Шрифт:
Интервал:
Закладка:
Энджи вспомнила Бермуды, ночь, тайфун. Их с Бобби занесло тогда в самое око тайфуна. Такова была Гран-Бригитта. Безмолвие, ощущение давления немыслимых сил, на миг замерших, ставших управляемыми. Под деревом ничего не видно. Одни свечи.
– Лоа… я не могу позвать их. Я чувствую нечто… я пришла взглянуть…
Ты призвана к моему репозуару[65]. Слушай меня. Твой отец прочертил веве[66] в твоей голове; он прочертил их в плоти, которая не была плотью. Ты была посвящена Эрзули Фреде[67]. Ради собственных целей привел тебя в этот мир Легба. Но тебе давали яд, дитя, coup-poudre…
Из носа у нее потекла кровь.
– Яд?
Веве твоего отца изменены, частично стерты, прочерчены заново. Хотя ты и перестала себя отравлять, Наездники все же не могут прийти к тебе. Я – иной природы.
Боль раскалывает голову, в висках стучит кровь…
– Пожалуйста… прошу…
Слушай меня. У тебя есть враги. Они хотят тебе зла. Здесь многое поставлено на карту. Бойся яда, дитя!
Энджи опустила взгляд на руки. Кровь была настоящей, яркой. Гудение усилилось. Может, пчелы гудят только в ее голове?
– Пожалуйста! Помоги мне! Объясни…
Тебе нельзя оставаться. Здесь – смерть.
Оглушенная солнцем, Энджи упала на колени в песок. Рядом бился прибой, обдавая ее мелкими брызгами, в двух метрах над головой нервно завис «дорнье». В то же мгновение боль исчезла. Энджи отерла окровавленные руки о рукава синей куртки и села на песок. С тонким воем вращались многочисленные сенсоры и камеры вертолета.
– Все в порядке, – выдавила она. – Кровь из носа. Просто кровь потекла из носа…
«Дорнье» рванулся было вперед, потом назад.
– Я иду домой. Со мной все в порядке.
Мягко поднявшись, вертолетик скрылся из виду.
Энджи обхватила плечи руками, ее трясло. Нет, нельзя, чтобы они догадались. Конечно, они поймут, что что-то стряслось, но не будут знать что. Заставив себя подняться, она повернулась и поковыляла назад той же дорогой, какой пришла. По пути обшарила карманы в поисках салфетки, носового платка, чего угодно, чем можно было бы стереть кровь с лица.

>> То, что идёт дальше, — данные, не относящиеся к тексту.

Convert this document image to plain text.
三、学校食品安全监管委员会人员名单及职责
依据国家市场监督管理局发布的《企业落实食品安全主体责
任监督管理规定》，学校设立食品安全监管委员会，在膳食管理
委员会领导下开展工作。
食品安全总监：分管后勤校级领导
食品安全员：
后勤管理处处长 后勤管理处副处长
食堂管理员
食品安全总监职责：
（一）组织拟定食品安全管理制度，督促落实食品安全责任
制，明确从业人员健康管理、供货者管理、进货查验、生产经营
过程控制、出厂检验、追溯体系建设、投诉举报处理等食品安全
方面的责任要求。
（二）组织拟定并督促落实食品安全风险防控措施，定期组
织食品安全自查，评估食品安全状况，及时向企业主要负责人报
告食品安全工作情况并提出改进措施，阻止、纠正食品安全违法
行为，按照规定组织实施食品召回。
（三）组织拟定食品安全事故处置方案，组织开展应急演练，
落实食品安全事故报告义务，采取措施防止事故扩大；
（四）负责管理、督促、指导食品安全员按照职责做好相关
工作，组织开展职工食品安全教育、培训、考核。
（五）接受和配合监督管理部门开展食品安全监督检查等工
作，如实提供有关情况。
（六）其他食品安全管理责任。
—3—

Когда пальцы нащупали плоский пакетик, она тут же поняла, что это. Остановилась, дрожа вовсе не от утреннего ветра. Наркотик. Это невозможно. Да, так оно и есть. Но кто? Обернувшись, она остановила взгляд на «дорнье»; тот метнулся прочь…
Одна упаковка. Хватит на целый месяц.
Coup-poudre.
Бойся яда, дитя.
4
Сквот
Моне снилось, что она снова в кливлендском дансинге, танцует обнаженная в столбе жаркого голубого света – и клетка ее подвешена высоко над полом. А кругом – запрокинутые к ней лица и синий свет шляпками от гвоздей в белках глаз. И на лицах то самое выражение, какое всегда бывает у мужчин, когда они смотрят, как ты танцуешь, пожирают тебя глазами и при этом заперты внутри самих себя. И эти глаза ничего, совсем ничего тебе не говорят, а лица – не важно, что залиты потом, – будто высечены из чего-то, что только напоминает плоть.
Впрочем, плевать ей, как они смотрят, – она ведь танцует, и клетка высоко-высоко, и сама она под кайфом, вся в ритме, танцует три вещи кряду, а тут и магик пробирает ее насквозь, и новая сила в ногах заставляет вставать на цыпочки…
Кто-то схватил ее за голень.
Она попыталась закричать, только ничего у нее не вышло, крик застрял в горле. А когда он все-таки вырвался, внутри у нее будто что-то оборвалось, сердце обожгло болью, и синий свет разлетелся клочьями. Рука была все еще здесь, сжимала голень.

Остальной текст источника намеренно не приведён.